I don't have a good natural head for history--I tend to get easily bogged down in details and lose track of who's who, where, what, and other essentials. McCullough may be my favorite historian because he essentially solves these issues for me, and seems to view the story and essential lessons it provides as the primary purpose in sharing a history.
For historical purists, no fear: McCollough has all the scholarship and hard data your heart may desire; his talent seems to be that he includes all that without making it the main focus. After reading/listening to this book, I'm eager to listen to it again and actually learn some of the harder data--which indicates, I think, that McCullough is also a master teacher. I keep wondering: Did I learn any of this in school? (I am forgetful, so I can't entirely blame my former teachers), but I do know that I have never appreciated the struggle and heroic significance of the Revolutionary War: like too many of my peers, I thought the Revolution was a rather distant part of American history that "just happened" and "oh, yeah, from which we all benefited." I will never view history in this lackadaisical manner again.
This book left me wishing for "1777". It is a great novel by a great writer that captivates the imagination of the history buff in me. Lots of behind the scenes detail that the average person does not consider when remembering the founding of the U.S.A.
I read Washington's Crossing before reading 1776. 1776 reads like an Abridged version of Washington's Crossing. A solid read about a critical period of this country's history. For those looking for a general overview of the time period this book is perfect. For those looking for a detailed account of the period I would suggest Washington's Crossing as well. There were some interesting details that 1776 included that I didn't get in Washington's Crossing. Perhaps the most interesting was Washington's meeting with the British 2nd in command shortly before the start of the New York campaign. I surely wish I could have been present at that meeting. Hearing the account in the book, you feel like the air could have been cut with a knife.
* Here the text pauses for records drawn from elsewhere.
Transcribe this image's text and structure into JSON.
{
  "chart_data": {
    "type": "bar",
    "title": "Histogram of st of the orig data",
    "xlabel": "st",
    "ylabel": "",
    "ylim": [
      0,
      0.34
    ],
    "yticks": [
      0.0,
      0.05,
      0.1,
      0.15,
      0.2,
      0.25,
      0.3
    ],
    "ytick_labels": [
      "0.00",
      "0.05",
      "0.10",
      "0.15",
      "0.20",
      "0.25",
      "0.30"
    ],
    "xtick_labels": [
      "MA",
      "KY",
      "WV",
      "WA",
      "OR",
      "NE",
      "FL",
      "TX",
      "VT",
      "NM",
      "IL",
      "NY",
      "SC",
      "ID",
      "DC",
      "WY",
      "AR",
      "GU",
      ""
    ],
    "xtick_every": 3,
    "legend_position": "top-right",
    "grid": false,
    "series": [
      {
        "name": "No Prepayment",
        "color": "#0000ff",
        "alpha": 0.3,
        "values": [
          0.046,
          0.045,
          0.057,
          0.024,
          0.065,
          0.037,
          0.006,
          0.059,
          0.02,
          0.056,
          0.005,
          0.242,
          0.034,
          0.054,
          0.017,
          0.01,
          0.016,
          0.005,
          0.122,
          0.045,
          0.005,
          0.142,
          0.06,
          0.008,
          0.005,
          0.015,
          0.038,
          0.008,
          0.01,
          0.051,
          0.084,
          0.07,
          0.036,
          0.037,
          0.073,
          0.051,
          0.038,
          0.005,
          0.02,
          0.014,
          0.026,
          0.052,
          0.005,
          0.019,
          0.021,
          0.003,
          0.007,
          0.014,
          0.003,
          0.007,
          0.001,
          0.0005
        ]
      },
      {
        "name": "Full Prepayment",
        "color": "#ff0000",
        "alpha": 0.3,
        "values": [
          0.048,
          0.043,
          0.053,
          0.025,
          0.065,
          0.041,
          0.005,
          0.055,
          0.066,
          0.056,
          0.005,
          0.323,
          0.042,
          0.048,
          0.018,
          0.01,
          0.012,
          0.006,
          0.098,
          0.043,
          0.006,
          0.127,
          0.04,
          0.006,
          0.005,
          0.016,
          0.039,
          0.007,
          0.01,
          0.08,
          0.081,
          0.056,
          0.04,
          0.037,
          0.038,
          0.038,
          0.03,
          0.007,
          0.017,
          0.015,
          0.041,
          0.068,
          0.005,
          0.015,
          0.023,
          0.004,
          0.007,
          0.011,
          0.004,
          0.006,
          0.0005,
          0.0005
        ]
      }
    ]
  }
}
I am definitely a "sneezer" when it comes to 1776. I can not quit talking about this book and about what this history means to me. If you wnat a lesson on perseverance, this is the right book!David McCullough brings the Revolutionary War right in your living room. The way McCullough writes, you feel as though you have been placed right in the middle of everything that was going on in 1776. GET THIS BOOK!!!!!!
I absolutely could not stop listening to this book (wrapped it up in 5 days). I learned a ton about George Washington and, more importantly, the other players of 1776. Really good stuff.
Thoroughly enjoyed David McCullough's book and narration. Having only a cursory knowledge of the Revolutionary War this was a great introduction that shined a light of reality on the bigger than life George Washington.
This is the first book I've read/listened to by Mr. McCullough, and now I understand what all of the fuss is about. He has a knack for drawing together the right details at just the right moments to bring the story alive, and help you to understand its importance to the people who lived it and the ramifications that it has for today. Five stars for the story.
Mr. McCullough is a fine narrator, though there are others who narrate audiobooks for a living who probably would have done an even better job. 3.5 stars for the narration.
great narrative. It succeeds in placing you in the perspective of one viewing the events without the benifit of the knowledge of the outcome. And by exuming this sliver of time one understands that it was our finest hour, our 1939 when we stood for the most part alone against the superpower of the world, till all relized how serious and devoted we were to this newly born cause of freedom.
This is very good, relatively light & short, critical history. It is not enormously scholarly (I imagine that the paper volume is short on footnotes & bibliography), but it is in the inimitable McCullough tradition -- well-written, well-paced, not excessively fawning or deliberately breast-beating patriotic (in contrast to the late Stephen Ambrose's approach to just about everything), contains a good mixture of narrative, analysis & criticism, and helps the reader understand (both "novice" and the historiographers among us) the implications of what happened. An excellent complement to this work, also enormously readable but with a greater claim on original scholarship, is David Hackett Fischer's "Washington's Crossing," which is available on Audible as well. McCullough himself is the narrator, and he reads with vigor & emphasis, helping things move along.
This is a wonderful book. 1776 was an amazing year and the author captures the events and action with so much detail that its like he was there. I learned a lot about the revolutionary war - things I would have never learned in school. One thing that I found particularly interesting was how there were so many coincidences leading to wins or gains for the continental army. It was amazing how many times things looked like they were just about done for Washington's army only to see them turn around (sometimes overnight). I think that 1776 surprised everyone - including Washington himself. It was a great lesson in never giving up! Great read and I highly recommend for anyone - not just history buffs.